Zone exit, season 5 | Episode 49: What smiles on the Canadian

It’s Friday, it’s the start of a long holiday, the start of spring, too. So why not go light? This is what our team is offering you today, with a menu focused on what smiles on the Canadian, in the midst of his winning streak.

From Nick Suzuki to Cayden Primeau, via Juraj Slafkovský, there are several CH players who will have fun tuning in to us, as they do every week, no doubt.

Slafkovský’s 33 points in his last 41 games, on the eve of his 20th birthday, are enough to give hope to the Canadian’s fans. Is it to the point where the Habs can dream of a duo as dominant as those of the Stars, Panthers or Rangers?

If so, not for a few years, estimates Guillaume Lefrançois, recalling several cases of players who reached their peak after 25 years. It’s not all lightness, that said, and the linguistic controversy affecting the QMJHL also entered the debate. Antoine Roussel also makes a vibrant plea for greater affirmation of French in the QMJHL, as we see in certain soccer championships in Europe.

Host: Jérémie Rainville
Guests: Antoine Roussel, Richard Labbé and Guillaume Lefrançois

Listen to the full episode

Antoine Roussel: The thing the teams qualified for the series have in common is stability. Stability for players, management team, general manager and coach. This is essential for a team to stay at the top. Conversely, we can think of the Penguins: they have changed GM three times in five years and that means the team has no direction.

Richard Labbé: I see teams whose leaders have made good decisions. Spend money wisely, draft well, that’s true, but sometimes you might be missing an ingredient or two, and those decisions are what make these teams successful.

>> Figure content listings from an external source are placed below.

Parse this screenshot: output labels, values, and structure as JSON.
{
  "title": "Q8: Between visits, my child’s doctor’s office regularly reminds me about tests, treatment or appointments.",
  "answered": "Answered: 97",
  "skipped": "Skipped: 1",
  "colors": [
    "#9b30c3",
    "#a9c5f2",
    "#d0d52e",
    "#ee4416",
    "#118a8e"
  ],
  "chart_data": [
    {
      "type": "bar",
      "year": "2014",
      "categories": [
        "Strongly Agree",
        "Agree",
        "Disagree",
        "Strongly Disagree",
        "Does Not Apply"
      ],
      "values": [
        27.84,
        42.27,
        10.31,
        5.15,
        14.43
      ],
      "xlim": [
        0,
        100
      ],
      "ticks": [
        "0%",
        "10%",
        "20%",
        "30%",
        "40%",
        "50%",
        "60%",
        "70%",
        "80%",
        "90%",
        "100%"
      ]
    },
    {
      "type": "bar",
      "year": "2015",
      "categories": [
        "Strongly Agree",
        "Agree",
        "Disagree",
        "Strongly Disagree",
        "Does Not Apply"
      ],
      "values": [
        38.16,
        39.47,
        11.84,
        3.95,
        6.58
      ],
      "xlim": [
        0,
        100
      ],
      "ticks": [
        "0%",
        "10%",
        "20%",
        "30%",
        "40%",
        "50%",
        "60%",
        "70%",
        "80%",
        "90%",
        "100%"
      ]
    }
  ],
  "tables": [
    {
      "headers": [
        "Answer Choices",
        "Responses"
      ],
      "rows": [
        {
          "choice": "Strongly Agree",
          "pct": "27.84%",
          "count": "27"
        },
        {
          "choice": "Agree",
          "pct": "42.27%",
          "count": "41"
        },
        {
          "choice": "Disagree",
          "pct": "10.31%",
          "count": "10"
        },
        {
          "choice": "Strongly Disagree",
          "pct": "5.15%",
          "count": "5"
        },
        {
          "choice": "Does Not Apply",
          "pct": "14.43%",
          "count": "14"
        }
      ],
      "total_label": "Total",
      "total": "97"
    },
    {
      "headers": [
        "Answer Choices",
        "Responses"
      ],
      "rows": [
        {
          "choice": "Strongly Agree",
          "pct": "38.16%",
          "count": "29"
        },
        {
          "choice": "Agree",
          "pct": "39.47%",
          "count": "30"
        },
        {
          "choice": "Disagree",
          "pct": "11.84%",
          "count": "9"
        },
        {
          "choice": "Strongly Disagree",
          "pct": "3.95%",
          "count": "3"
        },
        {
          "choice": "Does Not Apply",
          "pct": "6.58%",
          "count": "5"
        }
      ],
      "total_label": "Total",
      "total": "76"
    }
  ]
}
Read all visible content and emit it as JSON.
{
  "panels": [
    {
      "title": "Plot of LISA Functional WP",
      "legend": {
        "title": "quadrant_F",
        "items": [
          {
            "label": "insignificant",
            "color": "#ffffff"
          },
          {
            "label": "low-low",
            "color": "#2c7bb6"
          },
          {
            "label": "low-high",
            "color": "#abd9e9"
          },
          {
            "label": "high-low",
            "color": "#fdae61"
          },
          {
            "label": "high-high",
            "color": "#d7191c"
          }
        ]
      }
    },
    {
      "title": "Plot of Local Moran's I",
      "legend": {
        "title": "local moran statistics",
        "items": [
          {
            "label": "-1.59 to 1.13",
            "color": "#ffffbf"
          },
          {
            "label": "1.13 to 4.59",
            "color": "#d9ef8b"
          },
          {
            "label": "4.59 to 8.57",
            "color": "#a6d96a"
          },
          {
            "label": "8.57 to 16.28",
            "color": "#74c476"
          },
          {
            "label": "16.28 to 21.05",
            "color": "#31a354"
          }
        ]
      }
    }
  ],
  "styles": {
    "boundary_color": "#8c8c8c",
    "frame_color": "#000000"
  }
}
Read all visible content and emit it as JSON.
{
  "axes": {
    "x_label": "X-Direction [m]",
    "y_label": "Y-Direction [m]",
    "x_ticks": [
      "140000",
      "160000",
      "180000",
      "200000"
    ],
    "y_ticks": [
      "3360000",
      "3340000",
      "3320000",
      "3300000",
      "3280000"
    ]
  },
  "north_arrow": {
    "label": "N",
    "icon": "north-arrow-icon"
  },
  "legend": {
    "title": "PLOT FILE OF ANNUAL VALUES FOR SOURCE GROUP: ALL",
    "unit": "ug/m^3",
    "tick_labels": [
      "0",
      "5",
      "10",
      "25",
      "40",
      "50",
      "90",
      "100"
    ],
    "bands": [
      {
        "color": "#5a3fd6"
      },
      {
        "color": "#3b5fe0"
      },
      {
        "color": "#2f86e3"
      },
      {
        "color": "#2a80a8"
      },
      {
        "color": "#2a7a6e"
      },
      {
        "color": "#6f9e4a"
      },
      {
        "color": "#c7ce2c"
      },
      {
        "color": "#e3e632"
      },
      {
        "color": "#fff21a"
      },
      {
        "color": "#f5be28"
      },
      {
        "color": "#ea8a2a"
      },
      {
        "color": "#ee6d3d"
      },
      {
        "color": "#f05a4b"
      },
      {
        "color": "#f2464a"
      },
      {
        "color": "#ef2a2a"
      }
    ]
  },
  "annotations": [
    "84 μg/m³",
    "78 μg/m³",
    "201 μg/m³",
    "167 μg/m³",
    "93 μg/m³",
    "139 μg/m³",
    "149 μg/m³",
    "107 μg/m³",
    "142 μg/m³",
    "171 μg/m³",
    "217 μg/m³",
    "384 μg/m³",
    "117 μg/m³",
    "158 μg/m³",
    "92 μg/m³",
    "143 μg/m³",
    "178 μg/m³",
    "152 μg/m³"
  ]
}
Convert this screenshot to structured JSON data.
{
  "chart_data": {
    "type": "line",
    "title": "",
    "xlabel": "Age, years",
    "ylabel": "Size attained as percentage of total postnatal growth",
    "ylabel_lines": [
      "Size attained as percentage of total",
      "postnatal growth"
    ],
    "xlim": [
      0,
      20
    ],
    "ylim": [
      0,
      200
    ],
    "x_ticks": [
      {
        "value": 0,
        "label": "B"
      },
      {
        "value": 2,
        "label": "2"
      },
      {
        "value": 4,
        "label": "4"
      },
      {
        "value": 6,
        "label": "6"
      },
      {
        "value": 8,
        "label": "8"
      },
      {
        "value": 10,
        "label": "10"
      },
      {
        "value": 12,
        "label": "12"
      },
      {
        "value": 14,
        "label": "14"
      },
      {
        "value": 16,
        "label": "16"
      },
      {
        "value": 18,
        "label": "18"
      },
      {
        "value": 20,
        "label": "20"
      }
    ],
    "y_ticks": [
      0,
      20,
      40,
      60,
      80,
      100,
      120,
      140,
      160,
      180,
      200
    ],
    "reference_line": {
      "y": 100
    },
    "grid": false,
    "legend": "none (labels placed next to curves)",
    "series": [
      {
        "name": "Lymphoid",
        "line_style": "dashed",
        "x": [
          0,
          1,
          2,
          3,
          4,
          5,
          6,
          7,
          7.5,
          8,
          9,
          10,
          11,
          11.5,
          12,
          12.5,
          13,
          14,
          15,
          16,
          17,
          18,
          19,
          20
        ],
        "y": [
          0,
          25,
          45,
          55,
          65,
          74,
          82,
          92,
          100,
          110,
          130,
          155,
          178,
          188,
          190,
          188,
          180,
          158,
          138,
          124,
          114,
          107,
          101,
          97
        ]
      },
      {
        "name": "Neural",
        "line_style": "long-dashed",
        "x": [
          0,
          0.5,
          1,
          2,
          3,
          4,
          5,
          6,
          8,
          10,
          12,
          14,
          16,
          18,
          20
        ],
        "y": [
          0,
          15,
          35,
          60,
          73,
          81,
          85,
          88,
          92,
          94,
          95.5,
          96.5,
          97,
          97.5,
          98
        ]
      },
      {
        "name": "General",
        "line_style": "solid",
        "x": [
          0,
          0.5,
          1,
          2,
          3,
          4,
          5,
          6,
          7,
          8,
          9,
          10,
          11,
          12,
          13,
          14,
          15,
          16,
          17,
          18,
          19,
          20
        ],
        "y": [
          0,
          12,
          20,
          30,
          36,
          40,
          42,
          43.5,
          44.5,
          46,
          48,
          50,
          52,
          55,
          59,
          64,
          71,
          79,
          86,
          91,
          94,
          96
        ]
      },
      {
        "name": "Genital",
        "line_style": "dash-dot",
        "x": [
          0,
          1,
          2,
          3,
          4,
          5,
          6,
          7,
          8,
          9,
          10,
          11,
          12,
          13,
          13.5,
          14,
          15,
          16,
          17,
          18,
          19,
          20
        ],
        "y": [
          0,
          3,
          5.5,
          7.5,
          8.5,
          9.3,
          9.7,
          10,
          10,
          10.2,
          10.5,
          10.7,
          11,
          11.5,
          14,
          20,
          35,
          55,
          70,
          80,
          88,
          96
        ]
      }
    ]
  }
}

Excerpt from the podcast about the secret of teams qualifying for the playoffs

This is not acceptable (Kaiden Guhle’s stick on Travis Konecny). That’s the kind of thing you don’t want to see. Afterwards, this is where the league can lose control and a match can degenerate. When you’re on the bench, you’re on the bench, then on the ice, you have a role to play and play it. It’s so much easier to play toughs on the bench than doing it on the ice.

Antoine Roussel

When Auston Matthews, Connor McDavid, Mitch Marner arrived, it created the impression that players of 19, 20 years old could have an immediate impact at that age. But I went around top 20 of the NHL. JT Miller had his first point per game season at 26, Sam Reinhart at 26, Filip Forsberg at 27. Development in the NHL takes a long time. Yes, Nick Suzuki arrived at 20 years old, it’s been a long time since we saw him go, but he remains young. After 25 years, there is still room for improvement.

Guillaume Lefrançois

Episode details

Block 1

  • 1:15 – Third victory in a row, what does that mean when the season no longer has value?
  • 6:30 – Nick Suzuki and his 30 goals, has he reached his ceiling?
  • 2:00 p.m. – Richard Labbé wrote Thursday: few CH players can celebrate this season. Suzuki is one, can we add other names?
  • 26:00 – A fourth victory in a row against the Hurricaines?

Block 2

  • 29:30 – Bruins, Hurricanes, Panthers, Stars and Rangers are officially qualified for the playoffs. What do these training courses have in common?
  • 37:00 – Martin Brodeur believes we are too permissive with our goalies
  • 47:00 – LHJMQ: in French please.

Block 3

Good Friday Special

  • 56:30 – Which player or leader brings down all the saints from Heaven to you?
  • 61:00 – Like Christ: who makes the best return.
  • 64:00 – With two weeks left in the season, who is your little Easter friend?